There are scads of people who have experienced English primarily as a spoken language, and they can't spell for hell. Moreover, some of them cannot even really write. I have found that, almost invariably, they are very articulate speakers. It is as though their command of the language is tilted entirely towards the spoken word, with reading, writing, and spelling being a kind of afterthought. One way to spot this, is if when you give such a person something to read, either their lips move, or they start reading it out loud, word-for-word (or if they say "I don't have my glasses").
People who speak a highly vernacularized form of English, with the grammatical and syntactical mistakes these people often make, are especially prone to this. There is a large percentage of the American population that simply can't get their heads around "would have gone" as opposed to "would have went", "I saw" as opposed to "I seen", and so on --- once I was talking to a coworker who spoke in this "American joual
" fashion about "would have gone" and she said "hit just don't sound right".
And then there is the amusing habit of people in the Southern Highlands who think anything that ends in an "s" sound is plural, such as "license", "patience", "tux" (tuxedo), and so on --- "did you get your license? --- yes, I got them".
I even had someone, not too long ago, complain of not being able to take a pulse, "I can't find them".
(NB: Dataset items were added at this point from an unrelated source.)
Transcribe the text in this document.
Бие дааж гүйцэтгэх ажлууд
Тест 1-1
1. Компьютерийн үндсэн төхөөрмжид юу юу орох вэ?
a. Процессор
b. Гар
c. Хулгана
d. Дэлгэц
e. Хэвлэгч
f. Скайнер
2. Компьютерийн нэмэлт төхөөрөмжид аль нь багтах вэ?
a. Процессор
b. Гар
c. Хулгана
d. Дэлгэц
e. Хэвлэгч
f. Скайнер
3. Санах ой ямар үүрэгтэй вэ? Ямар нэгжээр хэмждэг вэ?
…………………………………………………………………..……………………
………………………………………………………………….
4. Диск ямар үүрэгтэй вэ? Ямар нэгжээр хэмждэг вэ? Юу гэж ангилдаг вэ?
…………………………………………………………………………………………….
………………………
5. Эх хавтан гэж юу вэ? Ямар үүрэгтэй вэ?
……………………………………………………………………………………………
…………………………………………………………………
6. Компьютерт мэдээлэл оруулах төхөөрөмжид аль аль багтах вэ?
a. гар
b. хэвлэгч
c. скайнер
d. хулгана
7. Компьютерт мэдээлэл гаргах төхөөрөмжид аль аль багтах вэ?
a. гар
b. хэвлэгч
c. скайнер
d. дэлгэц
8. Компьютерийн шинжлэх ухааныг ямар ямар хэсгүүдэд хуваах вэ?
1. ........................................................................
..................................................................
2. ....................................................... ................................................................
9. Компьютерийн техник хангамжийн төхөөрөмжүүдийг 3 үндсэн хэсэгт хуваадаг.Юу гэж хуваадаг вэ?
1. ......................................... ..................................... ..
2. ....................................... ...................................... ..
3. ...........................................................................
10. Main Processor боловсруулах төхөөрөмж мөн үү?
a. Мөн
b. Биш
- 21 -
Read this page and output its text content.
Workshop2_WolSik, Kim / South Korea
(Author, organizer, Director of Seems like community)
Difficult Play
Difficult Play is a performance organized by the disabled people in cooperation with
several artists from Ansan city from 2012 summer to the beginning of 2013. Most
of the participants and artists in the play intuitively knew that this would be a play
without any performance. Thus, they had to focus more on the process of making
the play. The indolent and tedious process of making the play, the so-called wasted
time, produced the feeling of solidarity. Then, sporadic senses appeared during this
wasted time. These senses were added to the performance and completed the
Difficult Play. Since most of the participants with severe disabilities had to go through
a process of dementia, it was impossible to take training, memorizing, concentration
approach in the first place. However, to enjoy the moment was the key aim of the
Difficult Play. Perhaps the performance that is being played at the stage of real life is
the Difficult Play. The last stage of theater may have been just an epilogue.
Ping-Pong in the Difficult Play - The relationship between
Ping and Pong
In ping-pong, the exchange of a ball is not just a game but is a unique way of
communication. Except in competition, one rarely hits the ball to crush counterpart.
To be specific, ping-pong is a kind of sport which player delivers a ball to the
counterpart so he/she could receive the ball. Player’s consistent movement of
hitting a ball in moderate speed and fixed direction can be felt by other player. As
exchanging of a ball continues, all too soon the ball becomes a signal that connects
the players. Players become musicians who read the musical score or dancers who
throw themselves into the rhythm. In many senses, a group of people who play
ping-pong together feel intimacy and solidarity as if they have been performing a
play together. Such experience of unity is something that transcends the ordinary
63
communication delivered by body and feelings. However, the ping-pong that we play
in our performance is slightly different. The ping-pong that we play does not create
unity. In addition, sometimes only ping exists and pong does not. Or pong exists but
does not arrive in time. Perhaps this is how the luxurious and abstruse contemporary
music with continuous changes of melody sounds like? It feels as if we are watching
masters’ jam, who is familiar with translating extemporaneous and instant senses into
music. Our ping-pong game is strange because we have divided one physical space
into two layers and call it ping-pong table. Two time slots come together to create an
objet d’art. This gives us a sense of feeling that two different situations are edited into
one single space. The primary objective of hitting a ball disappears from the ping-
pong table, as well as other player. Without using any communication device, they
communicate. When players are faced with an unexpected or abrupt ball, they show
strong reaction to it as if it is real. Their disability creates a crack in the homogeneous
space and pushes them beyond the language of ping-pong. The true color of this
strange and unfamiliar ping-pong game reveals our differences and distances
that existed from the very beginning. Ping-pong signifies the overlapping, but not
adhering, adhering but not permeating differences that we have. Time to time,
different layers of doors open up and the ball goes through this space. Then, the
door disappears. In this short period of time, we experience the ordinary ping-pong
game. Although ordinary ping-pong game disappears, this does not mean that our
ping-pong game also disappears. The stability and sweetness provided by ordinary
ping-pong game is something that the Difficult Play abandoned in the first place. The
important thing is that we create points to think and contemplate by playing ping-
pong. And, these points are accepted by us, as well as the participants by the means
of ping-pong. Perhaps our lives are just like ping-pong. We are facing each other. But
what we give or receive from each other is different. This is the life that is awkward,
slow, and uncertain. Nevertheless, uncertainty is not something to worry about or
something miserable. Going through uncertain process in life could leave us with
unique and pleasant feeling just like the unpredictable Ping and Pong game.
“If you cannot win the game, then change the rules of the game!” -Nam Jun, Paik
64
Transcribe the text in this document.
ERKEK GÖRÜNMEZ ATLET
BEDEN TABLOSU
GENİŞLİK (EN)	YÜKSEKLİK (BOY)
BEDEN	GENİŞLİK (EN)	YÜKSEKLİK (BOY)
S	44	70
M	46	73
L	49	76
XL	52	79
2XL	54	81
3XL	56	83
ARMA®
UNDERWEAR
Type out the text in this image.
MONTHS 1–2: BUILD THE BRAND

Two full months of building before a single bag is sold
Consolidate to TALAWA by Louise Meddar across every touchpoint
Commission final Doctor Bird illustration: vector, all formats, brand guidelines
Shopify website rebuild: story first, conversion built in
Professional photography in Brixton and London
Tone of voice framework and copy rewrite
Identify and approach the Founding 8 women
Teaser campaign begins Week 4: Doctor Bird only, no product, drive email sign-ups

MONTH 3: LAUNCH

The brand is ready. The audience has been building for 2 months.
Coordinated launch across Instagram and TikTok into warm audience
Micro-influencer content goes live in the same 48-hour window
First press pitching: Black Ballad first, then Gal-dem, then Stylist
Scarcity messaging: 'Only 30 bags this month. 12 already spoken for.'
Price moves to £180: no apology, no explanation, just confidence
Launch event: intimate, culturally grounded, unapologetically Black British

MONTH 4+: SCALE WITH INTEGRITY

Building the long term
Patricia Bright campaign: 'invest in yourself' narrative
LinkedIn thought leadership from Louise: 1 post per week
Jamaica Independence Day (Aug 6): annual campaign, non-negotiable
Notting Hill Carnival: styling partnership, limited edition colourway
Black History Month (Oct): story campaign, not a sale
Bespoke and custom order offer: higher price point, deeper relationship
They think such words are like "glasses" or "pants". And the word "an" does not exist south of Columbus, north of Atlanta, west of Roanoke, or east of Cincinnati--- "a apple", "a orange", "a egg" (which some pronounce quaintly as "aig"). Guess they'd really
be screwed if they went to New England and tried to order "coffee an' "
To be fair, I have a similar problem with Polish. With all their diacriticals and those evil clusters of consonants, if I am going to write something in my very basic Polish, often I have to stop and think about it --- I know what I want to say, I just can't summon up the spelling part.